WHAT DOES FOREIGN RESEARCH SAY?

Amy Orben, an experimental psychologist at the University of Cambridge, UK, and her colleagues published a research paper last year where they found “windows of developmental sensitivity” – where social media use is associated with a later period of lower life satisfaction – at specific ages during adolescence.

Analyzing data from over 17,000 participants aged between 10 and 21, the researchers found that higher use of social media at ages 11 to 13 for girls, and 14 to 15 for boys, predicted lower life satisfaction a year later. The reverse was also true: lower social media use at this age predicted higher life satisfaction the following year.
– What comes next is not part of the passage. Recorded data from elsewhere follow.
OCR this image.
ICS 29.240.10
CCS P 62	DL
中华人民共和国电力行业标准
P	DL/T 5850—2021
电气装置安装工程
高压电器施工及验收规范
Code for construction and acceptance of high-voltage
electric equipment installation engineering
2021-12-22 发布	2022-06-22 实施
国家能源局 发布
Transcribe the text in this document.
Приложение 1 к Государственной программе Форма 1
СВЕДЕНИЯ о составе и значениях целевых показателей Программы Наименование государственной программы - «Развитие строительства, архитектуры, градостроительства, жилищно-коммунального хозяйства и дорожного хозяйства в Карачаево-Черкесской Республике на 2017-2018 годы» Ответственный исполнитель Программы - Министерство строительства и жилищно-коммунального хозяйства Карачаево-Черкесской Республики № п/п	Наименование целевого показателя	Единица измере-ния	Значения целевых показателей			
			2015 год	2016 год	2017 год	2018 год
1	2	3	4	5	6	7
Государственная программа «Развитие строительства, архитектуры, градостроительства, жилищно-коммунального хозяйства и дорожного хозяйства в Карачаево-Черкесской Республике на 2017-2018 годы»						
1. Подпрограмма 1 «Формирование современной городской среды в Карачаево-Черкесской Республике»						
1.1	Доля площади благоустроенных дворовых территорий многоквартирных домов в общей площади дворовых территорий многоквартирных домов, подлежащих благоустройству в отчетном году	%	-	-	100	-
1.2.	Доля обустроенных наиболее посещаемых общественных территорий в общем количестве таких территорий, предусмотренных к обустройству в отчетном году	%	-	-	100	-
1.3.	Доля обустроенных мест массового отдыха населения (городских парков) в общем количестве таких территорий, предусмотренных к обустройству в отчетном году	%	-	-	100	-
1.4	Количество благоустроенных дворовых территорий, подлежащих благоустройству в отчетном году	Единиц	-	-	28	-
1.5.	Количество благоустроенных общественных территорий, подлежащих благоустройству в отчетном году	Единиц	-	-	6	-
“Being a teenager is really a major time of development,” says Orben. “You’re much more impacted by your peers, you’re much more interested in what other people think about you. And the design of social media – the way that it provides social contact and feedback on, more or less, a click of a button – might be more stressful at certain times.”

SOMETHING ‘POSITIVE’

Although worried about her children’s habit of using a screen, Nusrat believes they can learn something positive from it.

“My daughter could already draw, but she learned more from the internet during the pandemic and drew very nice pictures. She learned many other things from the internet or watching YouTube on her phone.”